Biological characteristics of high and low-risk groups
To explore the role played by DEGs between high and low-risk groups. We identified 854 DEGs using the DESeq2 package (Supplementary Figure 2). The DEGs were subsequently analyzed for GO and KEGG enrichment. BP results indicated that regulation of membrane potential, regulation of ion transmembrane transport, and regulation of metal ion transport plasma transport were the main biological processes. CC results showed that synaptic cell components such as presynapse, neuronal cell body, and neuron-to-neuron synapse were mainly enriched by DEGs. Various channel activities such as passive transmembrane transporter activity and channel activity were demonstrated in the MF results (Figure 6A). The GSEA was performed by sorting the fold change of DEGs in high and low-risk groups, and only TOP10 enrichment results are shown. We found that T cell-mediated immunity was suppressed in GO (Figure 6B), Thyroid hormone synthesis, Gastric acid secretion, and Neuroactive ligand-receptor interaction were activated in KEGG (Figure 6C). Also, we took the intersection of the two enrichment results (Figure 6D), and 108 GO-enriched functions and 5 KEGG pathways were particularly important in THCA (Supplementary Table 1), but the importance of 365 GO-enriched functions and 48 KEGG pathways cannot be excluded.

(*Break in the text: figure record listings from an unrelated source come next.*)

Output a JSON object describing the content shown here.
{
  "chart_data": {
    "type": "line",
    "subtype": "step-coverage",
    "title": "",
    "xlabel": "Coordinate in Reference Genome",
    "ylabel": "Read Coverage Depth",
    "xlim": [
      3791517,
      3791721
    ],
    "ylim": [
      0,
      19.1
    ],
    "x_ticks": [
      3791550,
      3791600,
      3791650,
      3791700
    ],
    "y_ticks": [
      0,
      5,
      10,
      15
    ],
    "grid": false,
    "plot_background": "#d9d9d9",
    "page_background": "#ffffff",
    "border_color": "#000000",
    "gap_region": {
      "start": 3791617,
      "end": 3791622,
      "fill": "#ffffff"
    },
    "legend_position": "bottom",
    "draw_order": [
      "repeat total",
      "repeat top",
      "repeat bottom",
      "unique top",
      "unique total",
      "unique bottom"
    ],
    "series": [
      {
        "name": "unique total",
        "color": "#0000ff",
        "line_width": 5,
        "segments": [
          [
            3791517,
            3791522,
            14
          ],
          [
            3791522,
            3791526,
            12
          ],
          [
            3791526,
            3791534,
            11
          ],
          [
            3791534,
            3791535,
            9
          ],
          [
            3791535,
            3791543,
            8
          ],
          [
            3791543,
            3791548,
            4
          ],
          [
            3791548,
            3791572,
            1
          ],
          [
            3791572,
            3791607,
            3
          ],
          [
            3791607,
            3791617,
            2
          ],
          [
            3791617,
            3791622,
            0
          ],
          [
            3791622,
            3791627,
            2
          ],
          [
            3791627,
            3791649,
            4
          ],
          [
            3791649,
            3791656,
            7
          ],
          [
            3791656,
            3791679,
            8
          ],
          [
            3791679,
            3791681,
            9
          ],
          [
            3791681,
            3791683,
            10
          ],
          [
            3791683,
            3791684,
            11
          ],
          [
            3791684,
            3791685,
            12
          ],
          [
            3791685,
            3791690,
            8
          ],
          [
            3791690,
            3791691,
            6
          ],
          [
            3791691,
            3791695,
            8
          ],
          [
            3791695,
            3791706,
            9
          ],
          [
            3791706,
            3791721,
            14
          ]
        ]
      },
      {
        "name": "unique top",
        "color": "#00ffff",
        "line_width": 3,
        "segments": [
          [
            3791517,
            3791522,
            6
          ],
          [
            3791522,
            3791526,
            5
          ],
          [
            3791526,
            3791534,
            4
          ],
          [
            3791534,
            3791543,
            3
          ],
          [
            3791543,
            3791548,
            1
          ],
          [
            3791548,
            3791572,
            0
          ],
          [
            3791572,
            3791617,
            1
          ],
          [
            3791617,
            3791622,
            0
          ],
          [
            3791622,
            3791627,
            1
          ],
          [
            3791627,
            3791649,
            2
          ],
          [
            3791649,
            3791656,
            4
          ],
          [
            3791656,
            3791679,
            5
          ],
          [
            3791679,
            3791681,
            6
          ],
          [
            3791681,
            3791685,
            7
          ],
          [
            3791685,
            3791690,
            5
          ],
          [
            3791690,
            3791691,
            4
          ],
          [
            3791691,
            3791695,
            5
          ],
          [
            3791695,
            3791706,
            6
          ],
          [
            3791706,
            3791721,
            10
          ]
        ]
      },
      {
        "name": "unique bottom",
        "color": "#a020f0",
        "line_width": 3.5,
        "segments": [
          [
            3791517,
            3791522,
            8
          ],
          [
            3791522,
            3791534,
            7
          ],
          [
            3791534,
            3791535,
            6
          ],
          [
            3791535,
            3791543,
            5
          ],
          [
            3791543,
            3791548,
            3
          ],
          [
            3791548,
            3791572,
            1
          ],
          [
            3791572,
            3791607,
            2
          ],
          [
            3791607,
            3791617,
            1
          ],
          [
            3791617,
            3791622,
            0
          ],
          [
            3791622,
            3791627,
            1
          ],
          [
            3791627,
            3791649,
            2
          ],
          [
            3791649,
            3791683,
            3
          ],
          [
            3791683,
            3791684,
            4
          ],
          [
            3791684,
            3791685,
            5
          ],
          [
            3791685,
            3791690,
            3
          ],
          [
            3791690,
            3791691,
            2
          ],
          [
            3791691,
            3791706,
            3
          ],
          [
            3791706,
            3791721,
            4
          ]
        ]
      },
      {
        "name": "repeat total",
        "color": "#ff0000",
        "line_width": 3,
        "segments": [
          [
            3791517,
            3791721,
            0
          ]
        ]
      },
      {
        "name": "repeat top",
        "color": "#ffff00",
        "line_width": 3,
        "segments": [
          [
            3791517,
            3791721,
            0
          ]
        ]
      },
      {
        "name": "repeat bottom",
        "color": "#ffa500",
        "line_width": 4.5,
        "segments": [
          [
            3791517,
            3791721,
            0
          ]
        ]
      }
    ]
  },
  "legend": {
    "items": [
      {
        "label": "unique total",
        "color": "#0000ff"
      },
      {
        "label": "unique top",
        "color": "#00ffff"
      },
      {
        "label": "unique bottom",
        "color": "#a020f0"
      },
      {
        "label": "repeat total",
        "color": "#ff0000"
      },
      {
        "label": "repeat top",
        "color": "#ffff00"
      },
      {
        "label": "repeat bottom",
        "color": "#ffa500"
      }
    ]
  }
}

Construction of lncRNA-mRNA network
The progression of THCA was influenced by DEGs (mRNA) in the high- and low-risk groups influenced, so we mapped the lncRNA-mRNA co-expression network to explore how two characteristic genes regulate these mRNAs and thus influence THCA. 88 mRNAs were regulated by DPP4-DT as shown in (Figure 6E), especially DPP4, LIPH, SLC22A31, LGALS3, and SYTL5, which were highly correlated and significant mRNAs. Only 33 DEGs were associated with SAP30-DT. DPP6 could be affected by both signature genes. 121 mRNAs are shown in Supplementary Table 2.